You may have read William Easterly’s book, “The White Man’s Burden: Why the West’s Efforts to Aid the Rest Have Done So Much Ill and So Little Good.” While the title pretty much gives you the essence of the book, the first chapter details a basic distinction between two types of people: Planners and Searchers.
Planners start with basic problems and make them bigger before offering any solutions. They apply global blueprints and raise expectations but take no responsibility for meeting them. They think they already know the answers that can be imposed from the outside and believe poverty is a technical engineering problem that their answers will solve. Planners’ grand plans require very large bureaucracies. Today, we call that “longtermism” or the belief that our own generation is but one page in a much longer story, and that our most important role may be how we shape—or fail to shape—that future story.
On the other hand, Searchers find out what is in demand. They adapt to local conditions and focus on small homegrown solutions. They are flexible and quick to change and see opportunities. They do not require hundreds of staff “on the ground.”
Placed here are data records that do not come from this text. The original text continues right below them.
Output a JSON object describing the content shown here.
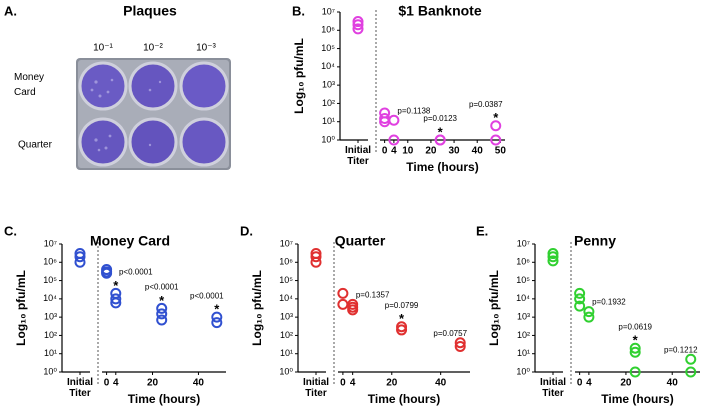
{
  "panel_a": {
    "letter": "A.",
    "title": "Plaques",
    "columns": [
      "10⁻¹",
      "10⁻²",
      "10⁻³"
    ],
    "rows": [
      "Money Card",
      "Quarter"
    ]
  },
  "chart_data": [
    {
      "type": "scatter",
      "letter": "B.",
      "title": "$1 Banknote",
      "color": "#e040e0",
      "initial_label": "Initial Titer",
      "y_label": "Log₁₀ pfu/mL",
      "x_label": "Time (hours)",
      "log_scale": true,
      "ylim": [
        1,
        10000000
      ],
      "yticks": [
        {
          "value": 1,
          "label": "10⁰"
        },
        {
          "value": 10,
          "label": "10¹"
        },
        {
          "value": 100,
          "label": "10²"
        },
        {
          "value": 1000,
          "label": "10³"
        },
        {
          "value": 10000,
          "label": "10⁴"
        },
        {
          "value": 100000,
          "label": "10⁵"
        },
        {
          "value": 1000000,
          "label": "10⁶"
        },
        {
          "value": 10000000,
          "label": "10⁷"
        }
      ],
      "xlim": [
        -2,
        52
      ],
      "xticks": [
        0,
        4,
        10,
        20,
        30,
        40,
        50
      ],
      "initial_values": [
        1200000,
        2000000,
        3000000
      ],
      "x": [
        0,
        0,
        0,
        4,
        4,
        24,
        24,
        48,
        48
      ],
      "values": [
        30,
        15,
        10,
        12,
        1,
        1,
        1,
        6,
        1
      ],
      "annotations": [
        {
          "x": 4,
          "text": "p=0.1138"
        },
        {
          "x": 24,
          "text": "p=0.0123"
        },
        {
          "x": 24,
          "text": "*"
        },
        {
          "x": 48,
          "text": "p=0.0387"
        },
        {
          "x": 48,
          "text": "*"
        }
      ]
    },
    {
      "type": "scatter",
      "letter": "C.",
      "title": "Money Card",
      "color": "#3050d0",
      "initial_label": "Initial Titer",
      "y_label": "Log₁₀ pfu/mL",
      "x_label": "Time (hours)",
      "log_scale": true,
      "ylim": [
        1,
        10000000
      ],
      "yticks": [
        {
          "value": 1,
          "label": "10⁰"
        },
        {
          "value": 10,
          "label": "10¹"
        },
        {
          "value": 100,
          "label": "10²"
        },
        {
          "value": 1000,
          "label": "10³"
        },
        {
          "value": 10000,
          "label": "10⁴"
        },
        {
          "value": 100000,
          "label": "10⁵"
        },
        {
          "value": 1000000,
          "label": "10⁶"
        },
        {
          "value": 10000000,
          "label": "10⁷"
        }
      ],
      "xlim": [
        -2,
        52
      ],
      "xticks": [
        0,
        4,
        20,
        40
      ],
      "initial_values": [
        3000000,
        2000000,
        1000000
      ],
      "x": [
        0,
        0,
        0,
        4,
        4,
        4,
        24,
        24,
        24,
        48,
        48
      ],
      "values": [
        400000,
        300000,
        250000,
        20000,
        10000,
        6000,
        3000,
        1500,
        700,
        1000,
        500
      ],
      "annotations": [
        {
          "x": 4,
          "text": "p<0.0001"
        },
        {
          "x": 4,
          "text": "*"
        },
        {
          "x": 24,
          "text": "p<0.0001"
        },
        {
          "x": 24,
          "text": "*"
        },
        {
          "x": 48,
          "text": "p<0.0001"
        },
        {
          "x": 48,
          "text": "*"
        }
      ]
    },
    {
      "type": "scatter",
      "letter": "D.",
      "title": "Quarter",
      "color": "#e03030",
      "initial_label": "Initial Titer",
      "y_label": "Log₁₀ pfu/mL",
      "x_label": "Time (hours)",
      "log_scale": true,
      "ylim": [
        1,
        10000000
      ],
      "yticks": [
        {
          "value": 1,
          "label": "10⁰"
        },
        {
          "value": 10,
          "label": "10¹"
        },
        {
          "value": 100,
          "label": "10²"
        },
        {
          "value": 1000,
          "label": "10³"
        },
        {
          "value": 10000,
          "label": "10⁴"
        },
        {
          "value": 100000,
          "label": "10⁵"
        },
        {
          "value": 1000000,
          "label": "10⁶"
        },
        {
          "value": 10000000,
          "label": "10⁷"
        }
      ],
      "xlim": [
        -2,
        52
      ],
      "xticks": [
        0,
        4,
        20,
        40
      ],
      "initial_values": [
        3000000,
        2000000,
        1000000
      ],
      "x": [
        0,
        0,
        4,
        4,
        4,
        24,
        24,
        48,
        48
      ],
      "values": [
        20000,
        5000,
        5000,
        3500,
        2500,
        300,
        200,
        40,
        25
      ],
      "annotations": [
        {
          "x": 4,
          "text": "p=0.1357"
        },
        {
          "x": 24,
          "text": "p=0.0799"
        },
        {
          "x": 24,
          "text": "*"
        },
        {
          "x": 48,
          "text": "p=0.0757"
        }
      ]
    },
    {
      "type": "scatter",
      "letter": "E.",
      "title": "Penny",
      "color": "#30d030",
      "initial_label": "Initial Titer",
      "y_label": "Log₁₀ pfu/mL",
      "x_label": "Time (hours)",
      "log_scale": true,
      "ylim": [
        1,
        10000000
      ],
      "yticks": [
        {
          "value": 1,
          "label": "10⁰"
        },
        {
          "value": 10,
          "label": "10¹"
        },
        {
          "value": 100,
          "label": "10²"
        },
        {
          "value": 1000,
          "label": "10³"
        },
        {
          "value": 10000,
          "label": "10⁴"
        },
        {
          "value": 100000,
          "label": "10⁵"
        },
        {
          "value": 1000000,
          "label": "10⁶"
        },
        {
          "value": 10000000,
          "label": "10⁷"
        }
      ],
      "xlim": [
        -2,
        52
      ],
      "xticks": [
        0,
        4,
        20,
        40
      ],
      "initial_values": [
        3000000,
        2000000,
        1200000
      ],
      "x": [
        0,
        0,
        0,
        4,
        4,
        24,
        24,
        24,
        48,
        48
      ],
      "values": [
        20000,
        10000,
        4000,
        2000,
        1000,
        20,
        12,
        1,
        5,
        1
      ],
      "annotations": [
        {
          "x": 4,
          "text": "p=0.1932"
        },
        {
          "x": 24,
          "text": "p=0.0619"
        },
        {
          "x": 24,
          "text": "*"
        },
        {
          "x": 48,
          "text": "p=0.1212"
        }
      ]
    }
  ]
}
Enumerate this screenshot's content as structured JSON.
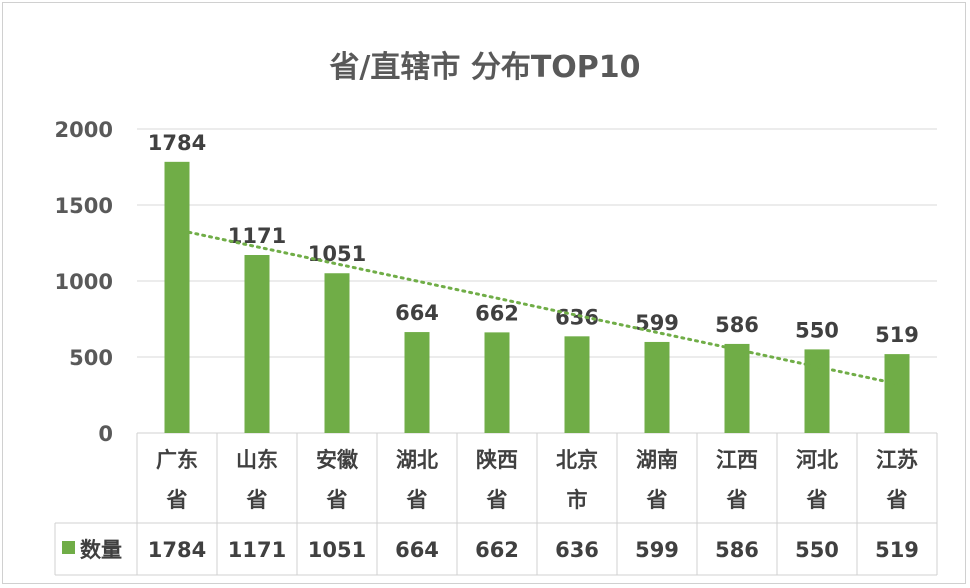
{
  "chart_data": {
    "type": "bar",
    "title": "省/直辖市 分布TOP10",
    "categories": [
      "广东省",
      "山东省",
      "安徽省",
      "湖北省",
      "陕西省",
      "北京市",
      "湖南省",
      "江西省",
      "河北省",
      "江苏省"
    ],
    "series": [
      {
        "name": "数量",
        "values": [
          1784,
          1171,
          1051,
          664,
          662,
          636,
          599,
          586,
          550,
          519
        ],
        "color": "#70ad47"
      }
    ],
    "ylim": [
      0,
      2000
    ],
    "yticks": [
      0,
      500,
      1000,
      1500,
      2000
    ],
    "grid": true,
    "data_labels": true,
    "trendline": {
      "type": "linear",
      "style": "dotted",
      "color": "#70ad47"
    },
    "data_table": true,
    "legend": "data-table"
  }
}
An article in “National Geographic” on “Swarm Theory” only confirmed what William Easterly’s book describes. In an attempt to explain how large herds of caribou, colonies of ants, schools of fish and hives of bees make decisions about everything from escaping enemies, choosing a new hive or deciding what to do next, most don’t have a clue.
There is no grand plan of action, no single leader or global vision. The action of the ant colony is dependent on the accumulated actions and communications of thousands of individuals interpreting current reality and changing conditions. While the way they communicate real-time changes to each other is truly miraculous and beyond our comprehension, it’s clear there are no Planners – only Searchers. Thousands of small successes and failures inform the larger group about what works and what doesn’t – and then they do more of what works and less of what doesn’t.
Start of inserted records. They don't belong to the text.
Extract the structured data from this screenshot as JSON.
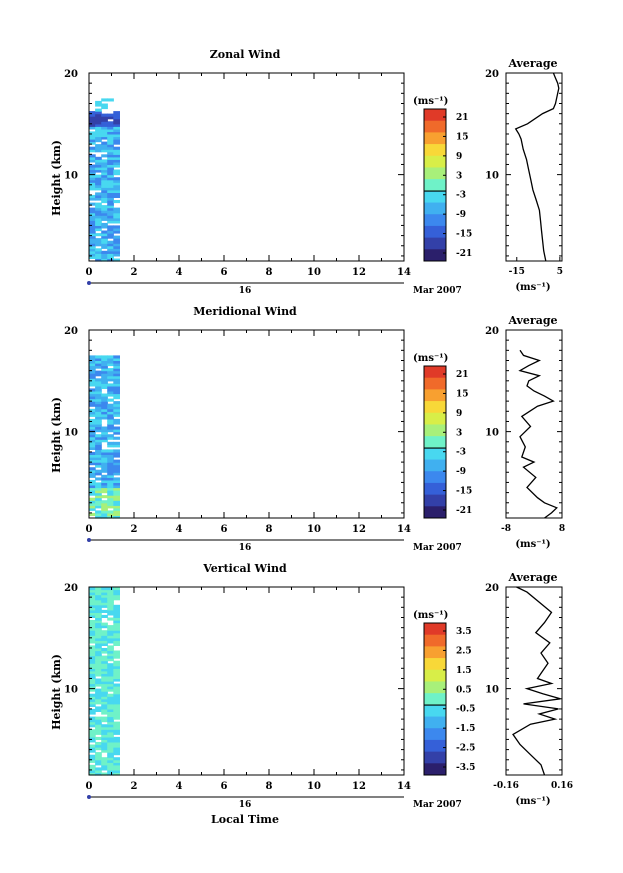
{
  "figure": {
    "x_axis_label": "Local Time",
    "date_label": "Mar 2007",
    "day_label": "16",
    "y_axis_label": "Height (km)",
    "unit_label": "(ms⁻¹)",
    "average_title": "Average"
  },
  "colorscale": [
    "#2b1f6b",
    "#3340a8",
    "#3560d8",
    "#3c88ee",
    "#40b0f0",
    "#48d8f0",
    "#6ff2c8",
    "#a8f07a",
    "#d8ee48",
    "#f8d838",
    "#f8a030",
    "#f06a2a",
    "#e03a28"
  ],
  "chart_data": [
    {
      "type": "heatmap",
      "title": "Zonal Wind",
      "xlabel": "Local Time",
      "ylabel": "Height (km)",
      "xlim": [
        0,
        14
      ],
      "ylim": [
        1.5,
        20
      ],
      "xticks": [
        "0",
        "2",
        "4",
        "6",
        "8",
        "10",
        "12",
        "14"
      ],
      "yticks": [
        "10",
        "20"
      ],
      "data_x_range": [
        0,
        1.35
      ],
      "data_height_range": [
        1.5,
        17.5
      ],
      "colorbar": {
        "label": "(ms⁻¹)",
        "ticks": [
          "21",
          "15",
          "9",
          "3",
          "-3",
          "-9",
          "-15",
          "-21"
        ],
        "range": [
          -24,
          24
        ]
      },
      "profile": {
        "title": "Average",
        "xlabel": "(ms⁻¹)",
        "xticks": [
          "-15",
          "5"
        ],
        "xlim": [
          -20,
          6
        ],
        "yticks": [
          "10",
          "20"
        ],
        "heights": [
          1.5,
          2.5,
          3.5,
          4.5,
          5.5,
          6.5,
          7.5,
          8.5,
          9.5,
          10.5,
          11.5,
          12.5,
          13.5,
          14.0,
          14.5,
          15.0,
          16.0,
          16.5,
          17.0,
          17.5,
          18.0,
          18.5,
          19.0,
          19.5,
          20.0
        ],
        "values": [
          -1.5,
          -2.5,
          -3.0,
          -3.5,
          -4.0,
          -4.5,
          -6.0,
          -7.5,
          -8.5,
          -9.5,
          -10.5,
          -12.0,
          -13.0,
          -14.0,
          -15.5,
          -10.0,
          -3.0,
          2.0,
          3.0,
          3.5,
          4.0,
          4.5,
          4.0,
          3.0,
          2.0
        ]
      }
    },
    {
      "type": "heatmap",
      "title": "Meridional Wind",
      "xlabel": "Local Time",
      "ylabel": "Height (km)",
      "xlim": [
        0,
        14
      ],
      "ylim": [
        1.5,
        20
      ],
      "xticks": [
        "0",
        "2",
        "4",
        "6",
        "8",
        "10",
        "12",
        "14"
      ],
      "yticks": [
        "10",
        "20"
      ],
      "data_x_range": [
        0,
        1.35
      ],
      "data_height_range": [
        1.5,
        17.5
      ],
      "colorbar": {
        "label": "(ms⁻¹)",
        "ticks": [
          "21",
          "15",
          "9",
          "3",
          "-3",
          "-9",
          "-15",
          "-21"
        ],
        "range": [
          -24,
          24
        ]
      },
      "profile": {
        "title": "Average",
        "xlabel": "(ms⁻¹)",
        "xticks": [
          "-8",
          "8"
        ],
        "xlim": [
          -8,
          8
        ],
        "yticks": [
          "10",
          "20"
        ],
        "heights": [
          1.5,
          2.0,
          2.5,
          3.0,
          3.5,
          4.5,
          5.5,
          6.5,
          7.0,
          7.5,
          8.5,
          9.5,
          10.5,
          11.5,
          12.5,
          13.0,
          13.5,
          14.0,
          14.5,
          15.0,
          15.5,
          16.0,
          16.5,
          17.0,
          17.5,
          18.0
        ],
        "values": [
          3.0,
          5.0,
          6.5,
          3.0,
          1.0,
          -2.0,
          0.5,
          -3.0,
          0.0,
          -3.5,
          -2.5,
          -4.0,
          -1.0,
          -3.5,
          1.0,
          5.5,
          3.0,
          0.0,
          -2.0,
          -1.5,
          1.5,
          -4.0,
          -1.5,
          1.5,
          -3.0,
          -4.0
        ]
      }
    },
    {
      "type": "heatmap",
      "title": "Vertical Wind",
      "xlabel": "Local Time",
      "ylabel": "Height (km)",
      "xlim": [
        0,
        14
      ],
      "ylim": [
        1.5,
        20
      ],
      "xticks": [
        "0",
        "2",
        "4",
        "6",
        "8",
        "10",
        "12",
        "14"
      ],
      "yticks": [
        "10",
        "20"
      ],
      "data_x_range": [
        0,
        1.35
      ],
      "data_height_range": [
        1.5,
        20
      ],
      "colorbar": {
        "label": "(ms⁻¹)",
        "ticks": [
          "3.5",
          "2.5",
          "1.5",
          "0.5",
          "-0.5",
          "-1.5",
          "-2.5",
          "-3.5"
        ],
        "range": [
          -4,
          4
        ]
      },
      "profile": {
        "title": "Average",
        "xlabel": "(ms⁻¹)",
        "xticks": [
          "-0.16",
          "0.16"
        ],
        "xlim": [
          -0.16,
          0.16
        ],
        "yticks": [
          "10",
          "20"
        ],
        "heights": [
          1.5,
          2.5,
          3.5,
          4.5,
          5.5,
          6.5,
          7.0,
          7.5,
          8.0,
          8.5,
          9.0,
          9.5,
          10.0,
          10.5,
          11.0,
          11.5,
          12.5,
          13.5,
          14.5,
          15.5,
          16.5,
          17.5,
          18.5,
          19.5,
          20.0
        ],
        "values": [
          0.06,
          0.04,
          -0.02,
          -0.08,
          -0.12,
          -0.02,
          0.12,
          0.03,
          0.14,
          -0.06,
          0.15,
          0.05,
          -0.04,
          0.1,
          0.02,
          0.04,
          0.08,
          0.04,
          0.09,
          0.01,
          0.06,
          0.1,
          0.03,
          -0.04,
          -0.1
        ]
      }
    }
  ]
}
Paul Theroux in an article titled “The Africa Aid Mess” has written a scathing criticism of what the English novelist Charles Dickens described as “telescopic philanthropy” or the preference to focus on far away problems. In his own way he is describing Planners.
“Never have so many people, so many agencies, so many stratagems, so much money been deployed to improve Africa — and yet the majority of the movers are part-timers, merely dropping in, setting up a scheme in the much-mocked “the-safari-that-does-good” manner, then returning to their real lives, as hard-charging businessmen, Hollywood actors, benevolent billionaires, atoning ex-politicians, MacArthur geniuses, or rock stars in funny hats. It’s not hard to imagine the future tombstones…chiseled with the words, ‘Telescopic Philanthropist.’ The farther away the donors are, the shorter their visits and the more passionate their feelings.”
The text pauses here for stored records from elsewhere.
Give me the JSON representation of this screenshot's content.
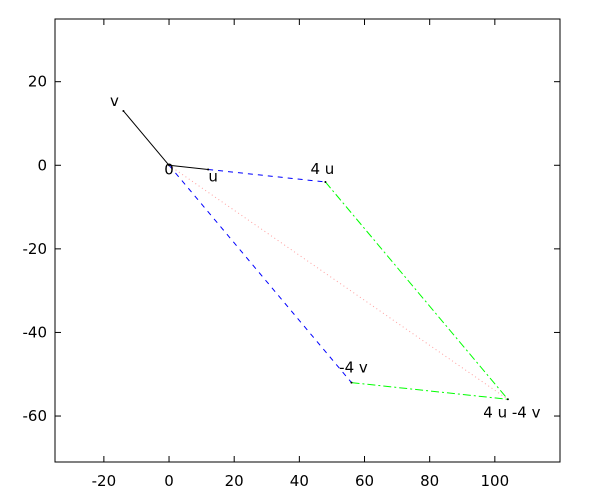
{
  "chart_data": {
    "type": "line",
    "title": "",
    "xlabel": "",
    "ylabel": "",
    "xlim": [
      -35,
      120
    ],
    "ylim": [
      -71,
      35
    ],
    "grid": false,
    "x_ticks": [
      -20,
      0,
      20,
      40,
      60,
      80,
      100
    ],
    "y_ticks": [
      20,
      0,
      -20,
      -40,
      -60
    ],
    "points": [
      {
        "label": "0",
        "x": 0,
        "y": 0
      },
      {
        "label": "u",
        "x": 12,
        "y": -1
      },
      {
        "label": "v",
        "x": -14,
        "y": 13
      },
      {
        "label": "4 u",
        "x": 48,
        "y": -4
      },
      {
        "label": "-4 v",
        "x": 56,
        "y": -52
      },
      {
        "label": "4 u -4 v",
        "x": 104,
        "y": -56
      }
    ],
    "series": [
      {
        "style": "solid",
        "color": "#000000",
        "segments": [
          [
            0,
            1
          ],
          [
            0,
            2
          ]
        ]
      },
      {
        "style": "dashed",
        "color": "#0000ff",
        "segments": [
          [
            1,
            3
          ],
          [
            0,
            4
          ]
        ]
      },
      {
        "style": "dashdot",
        "color": "#00ff00",
        "segments": [
          [
            3,
            5
          ],
          [
            4,
            5
          ]
        ]
      },
      {
        "style": "dotted",
        "color": "#ffa0a0",
        "segments": [
          [
            0,
            5
          ]
        ]
      }
    ]
  }
}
While Theroux is, in my opinion, harder on them than they deserve, he makes the point that celebrity philanthropy or becoming a celebrity by virtue of philanthropy is not merely ineffective. It plays into the hands of corrupt leaders and is manipulated by the far less altruistic agendas of resource hungry nations.
His conclusion is that those who come to stay and engage in the life of Africa will do far more good over the long term through a life-time of small and seemingly insignificant efforts.
“The real helpers are not the schemers and grandstanders of the family foundations or charities; they are nameless ill-paid volunteers who spend years in the bush, learning the language and helping in small-scale manageable projects, digging wells, training mid-wives, teaching villagers that unprotected sex spreads HIV; and among these stalwarts are the long-serving teachers who have liberated Africans by simply teaching them English, and are still doing so, even as they make the local governments lazier.”
This describes so many invisible donors and nameless volunteers doing seemingly small things in our local communities and around the world that are not part of a global plan or comprehensive strategy. I encourage you to keep supporting all those highly individualized efforts that create homegrown solutions and not be caught up in the surge and schemes of grand-plan philanthropy.
Do more of what works and less of what doesn’t.